Classic linear regression model Flashcards
What are the 5 assumptions of the classic linear regression model (CLRM)?
Since yt depends on ut, we must be specific about how ut are generated. We make the following assumptions about the unobservable error terms, ut:
1) The errors have zero mean.
2) The variance of the errors is constant and finite over all values of xt.
3) The errors are statistically independent of one another.
4) No relationship between the error and corresponding x variate. i.e., the xt are non-stochastic (not random/ not influeced by any random factors).
5) ut are normally distributed.
If the assumptions of the CLRM hold, then what are the estimators for β and α determined by OLS known as?
They are the Best Linear Unbiased Estimators (BLUE) of α and β.
Which theorem proves that the OLS estimators are the best linear unbiased estimators?
The Gauss-Markov theorem (provided that the assumptions are fulfilled).
Why do the first four assumptions need to be made about the error terms of the CLRM?
In order to prove that the OLS estimators are the best linear unbiased estimators (BLUE) of α and β.
What is meant by ‘best’ in ‘best linear unbiased estimator’?
What is meant by an ‘efficient’ estimator?
“Best” - The OLS estimator B̂ has minimum variance among the class of linear unbiased estimators.
“Efficient” - An estimator B̂ of parameter β that is unbiased and no other unbiased estimator has a smaller variance (it’s the “best”).
What is meant by ‘unbiased’ in ‘best linear unbiased estimator’?
E(â) = α and E(B̂) =β. I.e., on average the value of the â and B̂ estimators will be equal to the true values (α and β). To prove this also requires the assumption that E(ut) = 0 and Cov(ut,xt) = 0.
What happens if the assumptions of the CLRM are violated?
The OLS estimators are no longer unbiased or ‘efficient’. That is, they may be inaccurate or subject to fluctuations between samples.
Why does the fifth assumption need to be made about the CLRM?
The assumption that the disturbance terms are normally distributed needs to be made in order to make statistical inferences about the population parameters from the sample data, i.e., to test hypotheses about the coefficients. Making this assumption implies that test statistics will follow a t-distribution (provided that the other assumptions also hold).
What are the indicators of near multicollinearity and what is it?
This is where the individual regressors are very closely related, so that it becomes difficult to disentangle the effect of each individual variable upon the dependent variable.

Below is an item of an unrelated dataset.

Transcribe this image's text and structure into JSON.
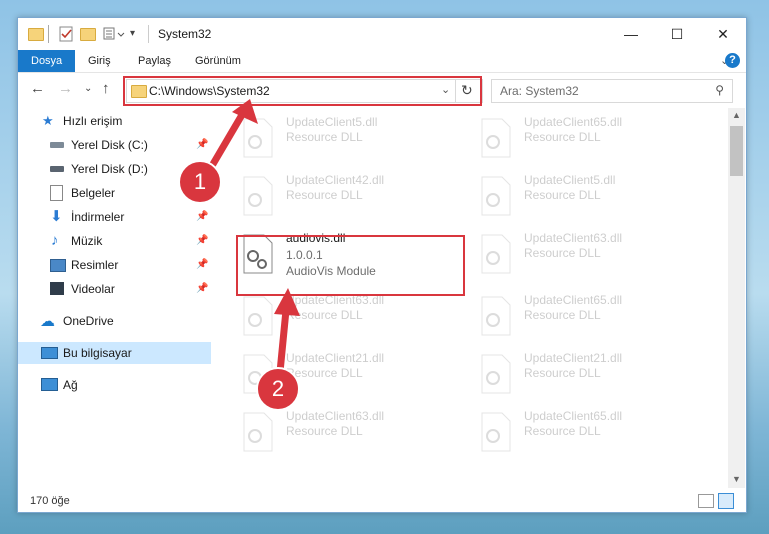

The regression parameters are all individually insignificant (i.e., not significantly different from zero) (as shown by low t-ratios (high standard error)), although the value of R2 and its adjusted version are both very high, so that the regression taken as a whole seems to indicate a good fit.
What are methods to solve near multcollinearity?
Since the problem is really one of insufficient information in the sample to determine each of the coefficients, then one should go out and get more data. In other words, we should:
- switch to a higher frequency of data for analysis (e.g., weekly instead of monthly, monthly instead of quarterly, etc.)
- get more data by using a longer sample period (i.e., one going further back in time
- combine the two independent variables in a ratio (e.g., x2t / x3t)
Other methods:
- Ignore it: if the model is otherwise adequate
- Drop one of the collinear variables – so that the problem disappears.